* * *

Сама судьба привела Гослингов в Марлоу для того, чтобы могло исполниться все, предназначенное им. Они попали удачно, в такой момент, когда, впервые за долгие три месяца истории нового человечества, рабочие руки были нужны повсюду; Бланш и Милли, загорелые и окрепшие за первую неделю своей новой, более здоровой и нормальной жизни, были вполне приемлемыми работницами. Миссис Айзексон, дама предприимчивая и с характером, тоже сумела пристроиться - она была цепка, как цвет терновника. Когда эксперт, мисс Оливер, стала ее допрашивать, она обнаружила блестящие познания в куроводстве и молочном хозяйстве, воспользовавшись случайными указаниями тети Мэй и ее помощниц, прочно засевшими в ее прекрасной памяти, и заполнив пробелы потоком нескончаемых речей, причем красноречивыми жестами она показывала, что только слабое знакомство с английским языком мешает ей высказаться детальнее. Кроме того, она дала понять, что в своей родной Баварии она вела молочное хозяйство в грандиозных размерах. И скромная мисс Оливер переконфузилась и не решилась проверять ее.

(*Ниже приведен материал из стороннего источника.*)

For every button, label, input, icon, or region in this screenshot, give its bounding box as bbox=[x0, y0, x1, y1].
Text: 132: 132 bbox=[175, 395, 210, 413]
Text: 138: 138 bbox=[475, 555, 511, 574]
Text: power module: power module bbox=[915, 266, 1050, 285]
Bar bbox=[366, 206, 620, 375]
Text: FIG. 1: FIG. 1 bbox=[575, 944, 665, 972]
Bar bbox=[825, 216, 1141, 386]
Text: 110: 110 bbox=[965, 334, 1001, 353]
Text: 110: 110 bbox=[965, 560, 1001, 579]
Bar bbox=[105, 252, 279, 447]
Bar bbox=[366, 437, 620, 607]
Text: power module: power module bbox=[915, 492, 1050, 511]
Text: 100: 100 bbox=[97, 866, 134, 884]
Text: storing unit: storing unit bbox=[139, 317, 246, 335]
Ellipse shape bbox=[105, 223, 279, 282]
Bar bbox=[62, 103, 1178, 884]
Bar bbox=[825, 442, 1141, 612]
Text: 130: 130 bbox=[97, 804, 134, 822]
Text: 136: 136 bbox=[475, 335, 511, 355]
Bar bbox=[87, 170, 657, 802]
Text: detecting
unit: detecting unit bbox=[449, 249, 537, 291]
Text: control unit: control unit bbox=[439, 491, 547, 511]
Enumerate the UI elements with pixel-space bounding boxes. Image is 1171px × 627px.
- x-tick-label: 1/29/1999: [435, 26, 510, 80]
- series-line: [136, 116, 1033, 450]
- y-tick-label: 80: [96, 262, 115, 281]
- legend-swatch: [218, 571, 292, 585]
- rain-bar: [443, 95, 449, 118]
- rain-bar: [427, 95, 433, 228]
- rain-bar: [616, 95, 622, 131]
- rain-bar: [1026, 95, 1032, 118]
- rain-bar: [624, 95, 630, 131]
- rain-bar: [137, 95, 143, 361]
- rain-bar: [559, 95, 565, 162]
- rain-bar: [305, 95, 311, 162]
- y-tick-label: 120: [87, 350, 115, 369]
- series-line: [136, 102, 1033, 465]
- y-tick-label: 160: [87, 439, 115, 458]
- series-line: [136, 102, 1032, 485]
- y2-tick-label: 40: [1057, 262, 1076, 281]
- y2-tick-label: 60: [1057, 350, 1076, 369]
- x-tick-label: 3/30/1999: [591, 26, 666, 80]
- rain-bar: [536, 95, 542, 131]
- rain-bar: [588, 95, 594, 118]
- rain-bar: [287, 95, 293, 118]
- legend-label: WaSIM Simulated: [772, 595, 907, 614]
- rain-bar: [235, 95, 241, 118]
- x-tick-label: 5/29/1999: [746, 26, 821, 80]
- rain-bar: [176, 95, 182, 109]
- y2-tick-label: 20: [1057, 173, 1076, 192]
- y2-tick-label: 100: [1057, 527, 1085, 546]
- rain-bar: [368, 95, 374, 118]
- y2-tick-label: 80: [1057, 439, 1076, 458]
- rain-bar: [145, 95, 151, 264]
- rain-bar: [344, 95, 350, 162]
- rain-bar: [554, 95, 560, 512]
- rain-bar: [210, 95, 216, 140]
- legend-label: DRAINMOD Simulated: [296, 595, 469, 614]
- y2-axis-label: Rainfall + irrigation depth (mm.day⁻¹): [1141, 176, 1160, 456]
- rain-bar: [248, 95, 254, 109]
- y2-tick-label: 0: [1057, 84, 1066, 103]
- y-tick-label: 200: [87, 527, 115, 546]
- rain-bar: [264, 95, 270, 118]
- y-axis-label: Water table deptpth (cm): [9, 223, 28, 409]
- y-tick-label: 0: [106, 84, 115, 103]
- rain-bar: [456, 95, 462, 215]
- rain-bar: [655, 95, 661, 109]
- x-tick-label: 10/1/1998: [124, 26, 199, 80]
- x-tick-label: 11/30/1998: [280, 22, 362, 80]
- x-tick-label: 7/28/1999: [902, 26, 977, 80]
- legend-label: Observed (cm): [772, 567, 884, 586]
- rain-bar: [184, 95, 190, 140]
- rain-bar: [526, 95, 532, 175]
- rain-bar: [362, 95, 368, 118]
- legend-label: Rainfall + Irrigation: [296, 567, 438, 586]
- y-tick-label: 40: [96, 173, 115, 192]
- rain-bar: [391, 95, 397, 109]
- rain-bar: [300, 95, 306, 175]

Оставалась одна лишь миссис Гослинг, ни к чему не пригодная и не желающая признавать ни комитета, ни Марлоу и никого на свете. Дом, отведенный им, ей не понравился. В крохотном коттэдже из трех комнат, окнами в переулок, не было ни кружевных занавесей на окнах лицевого фасада, ни цельного гарнитура мебели, ни холла - входная дверь вела непосредственно в единственную общую комнату - ни украшений, с которых можно было сметать пыль, ни даже коврика, или хотя бы линолиума для прикрытия голого кирпичного пола. На взгляд Вистерии-Гров, порядочной женщине невозможно и неприлично жить в подобном доме, и миссис Гослинг, с неожиданной в ней силой характера, предпочла другую альтернативу. Но о своем решении она никому не сказала и продолжала, с виду, пребывать в угнетенном состоянии, слишком тягостном для того, чтобы выразить его словами. За эту неделю скитаний по безлюдной местности ею все время так помыкали и командовали, что авторитет ее был окончательно подорван, и она уже не пыталась восстановить его. Возможно, что в душе она была жестоко обижена на дочерей и решила отомстить им последней и уже неискупимой местью. Но с внешней стороны это ничем не проявлялось, и она ко всему относилась так же тупо и безучастно, как и все последние дни. Когда ее ввели в маленькую комнатку с кирпичным полом и усадили на деревянный стул, пока дочери ее переносили в дом немногое, что еще оставалось у них в ненавистной тележке, миссис Гослинг обошла свои новые владения, с глубоким презрением поглядывая на голые стены.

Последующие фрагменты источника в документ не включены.